Anthony acknowledged his excessive use of force went against his training. Anthony, the court heard has sought to better himself through intensive therapy by participating in at least 108 weekly sessions. The defence said Anthony is committed to bettering his mental health and was struggling at the time of the assault with personal and professional struggles that included traumatic stress from attended “horrific” crime scenes involving violence.

His victim, who is now 45, described crippling physical and psychological suffering in the three years since the attack. He called his life hell, telling the court he has nightmares and is consumed with paranoia and fear, and consumed by fear, anxiety and depression triggered by what happened to him that night at the hands of a police officer.
The Crown calling the man’s brutal beating and arrest ‘dehumanizing,’ and asked the court to sentence Anthony to actual jail time for a year to 15 months.
The court also heard from the victim’s mother, who described becoming sick when she first watched the video of the beating.
“My son was not an angel,” the victim’s mother conceded. She described seeing her son slipping away from her due to self-harm and abuse of alcohol to mask the pain of the beating.
She said, Anthony’s assault of her son violated the oath he took, swearing to serve and protect the public and told the court of the psychological and emotional damage the assault had on her son and family. She explained her son struggles with paranoia and fears police. She described her son becoming triggered whenever he sees a police vehicle or passes by the scene of the attack.
The woman called Anthony a ‘total disgrace to the uniform’ he wore.
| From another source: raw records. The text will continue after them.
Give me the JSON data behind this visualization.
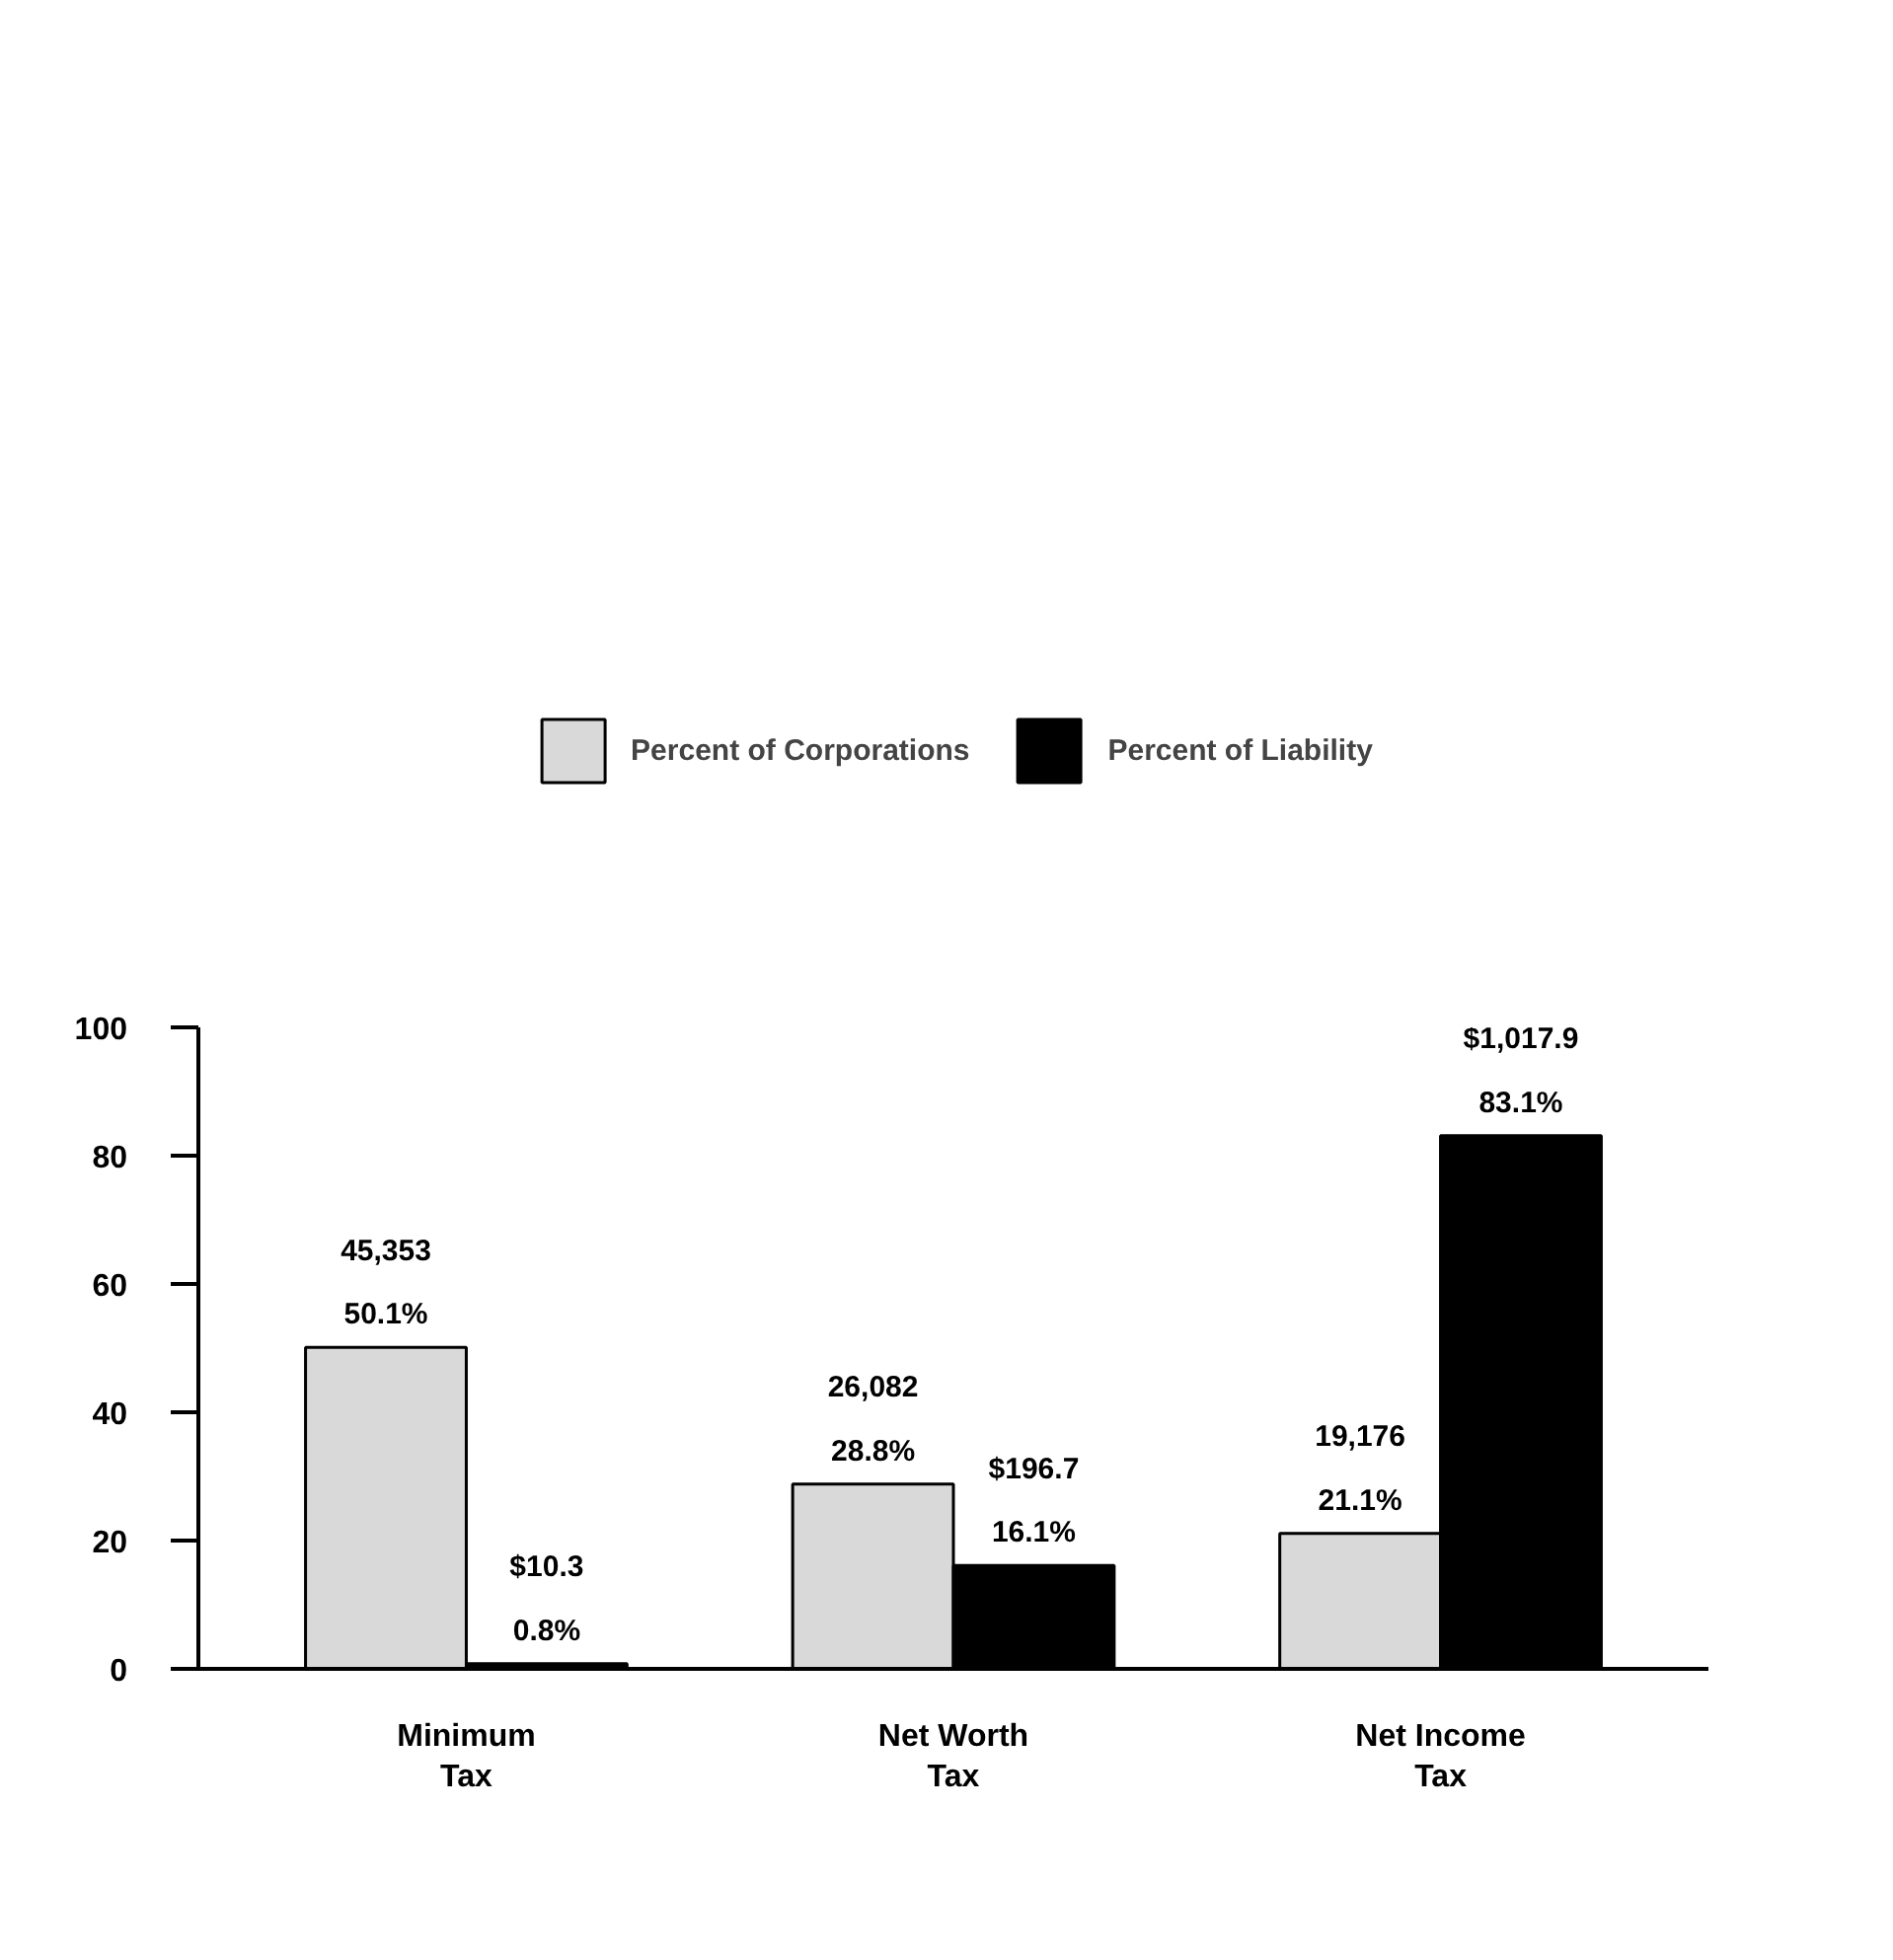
{
  "chart_data": {
    "type": "bar",
    "categories": [
      "Minimum\nTax",
      "Net Worth\nTax",
      "Net Income\nTax"
    ],
    "series": [
      {
        "name": "Percent of Corporations",
        "color": "#d9d9d9",
        "values": [
          50.1,
          28.8,
          21.1
        ],
        "value_labels": [
          "45,353\n50.1%",
          "26,082\n28.8%",
          "19,176\n21.1%"
        ]
      },
      {
        "name": "Percent of Liability",
        "color": "#000000",
        "values": [
          0.8,
          16.1,
          83.1
        ],
        "value_labels": [
          "$10.3\n0.8%",
          "$196.7\n16.1%",
          "$1,017.9\n83.1%"
        ]
      }
    ],
    "ylim": [
      0,
      100
    ],
    "yticks": [
      0,
      20,
      40,
      60,
      80,
      100
    ],
    "grid": false,
    "legend": "top"
  }
}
The defence told the court of the pain Anthony continues to endure after having been shamed and embarrassed in the public by the media attention on his case. Brauti asked the court to consider a conditional sentence of house arrest, saying Anthony should not be in to jail with criminals who contributed to the Post Traumatic Stress Disorder that culminated with the assault and arrest in MacTier.
Justice John Olver will sentence Anthony in late August.